Quem somos nós para querer responder pelo outro?!
Uma das minhas lutas internas em termos de tentativa de evolução é não querer mais ter certezas e mostrá-las ao mundo para demonstrar uma segurança com base apenas no radical de um fato que insisto ser o verdadeiro, negando o volátil, o passageiro, a diferença de opinião.
Quero muito isso até porque vejo as pessoas se tornarem tão desagradáveis ao fazer de sua visão a única cena do mundo, mas é muito difícil, até porque uma das características da vida atual é esse compromisso de julgar que a sociedade impõe e que parece nos valorizar à medida em que passa a impressão de conhecimento.
Em seu maravilhoso livro, “A memória, a história e o esquecimento”, Paul Ricoeur fala muito nisso. Nessa batalha, adquiri horror dos “absolutos impiedosos” aqueles que fecham questão e se acham os donos da verdade, massacrando tudo e todos e tendo um prazer enorme em sentenciar, como se detivessem a certeza do mundo.
Ricoeur fala de como eles, no fundo, são infelizes, porque acabam sendo vítimas de seus próprios julgamentos, tendo que cumprir em si o que condenaram nos outros. Mas o que é mesmo ser o absoluto impiedoso de que fala o pensador francês?
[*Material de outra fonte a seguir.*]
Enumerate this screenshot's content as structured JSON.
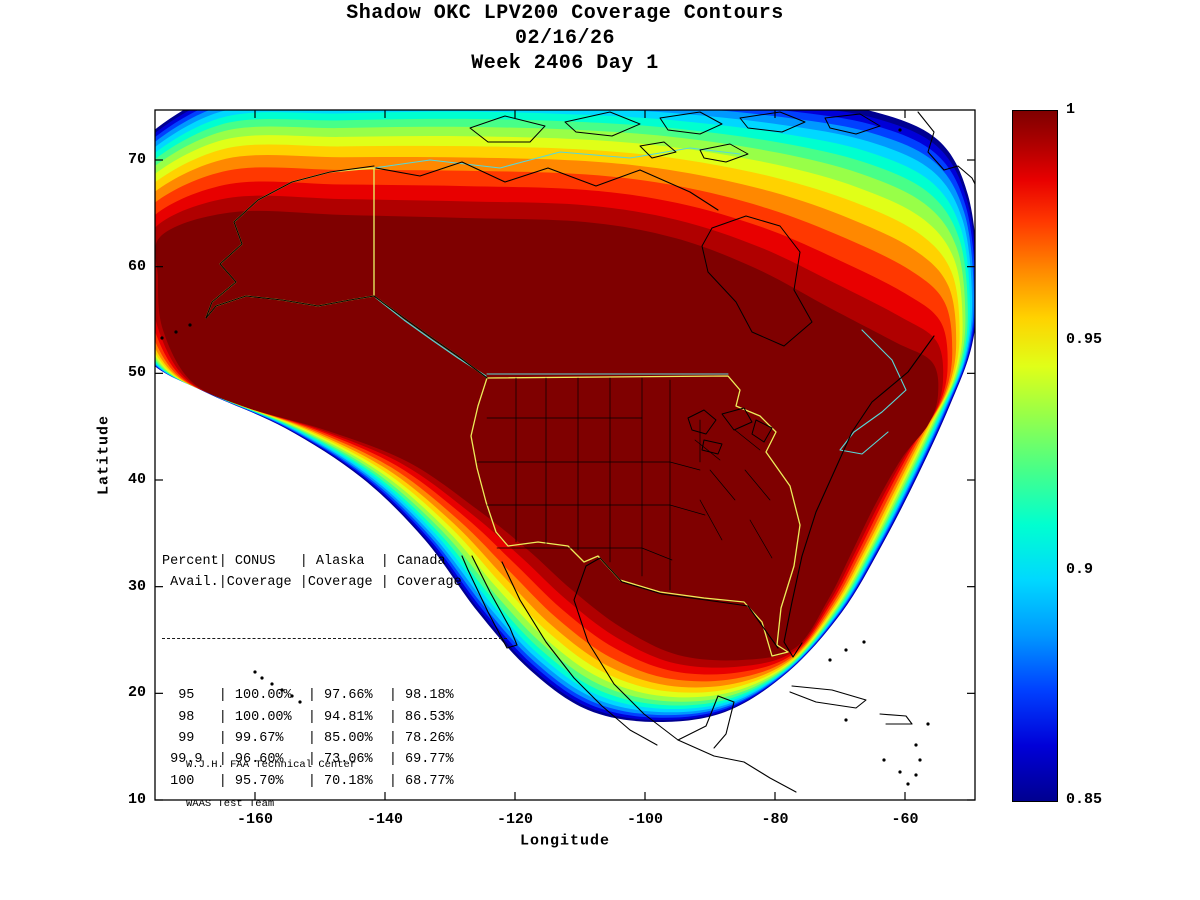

É usar de uma atribuição de avaliar para estabelecer uma opinião e fazer disso uma verdade, partindo do fato e chegando às intenções (repararam como esses tiranos determinam até as nossas intenções?), sem manter apenas a suposição de uma cena real que parece demonstrar um fato conhecido. Parece demonstrar e não determina, o que é muito diferente. Vão pelas aparências é claro. Que são frágeis, enganosas, discutíveis.
Somos maus juízes, na maioria das vezes, porque é difícil juntar todos os elementos de que precisamos para concluir com mais qualidade. Daí, o privilégio da isenção. Eis porque os julgadores de ofício são mal humorados, quando não entram em distimia. Não aprenderam a olhar o inevitável sem excessiva rigidez, a dar valor ao flexível e ao mutante. É pena esse desperdício de perder tanto tempo da nossa passagem por aqui julgando os outros ao invés de procurar atingir o próprio entendimento.
Responder por si já é tanto. Principalmente, se considerarmos o contexto da existência, quer em suas mutações, quer nos contraditórios desejos e nos mutantes resultados. Quanta coisa eu quis lá atrás que não mais desejo hoje; por quantas pessoas suspirei, as mesmas que hoje sequer suportaria a presença; quantos atos cometi julgando-os perfeitos e depois observei os erros, os absurdos.
Quem somos nós para querer responder pelo outro?!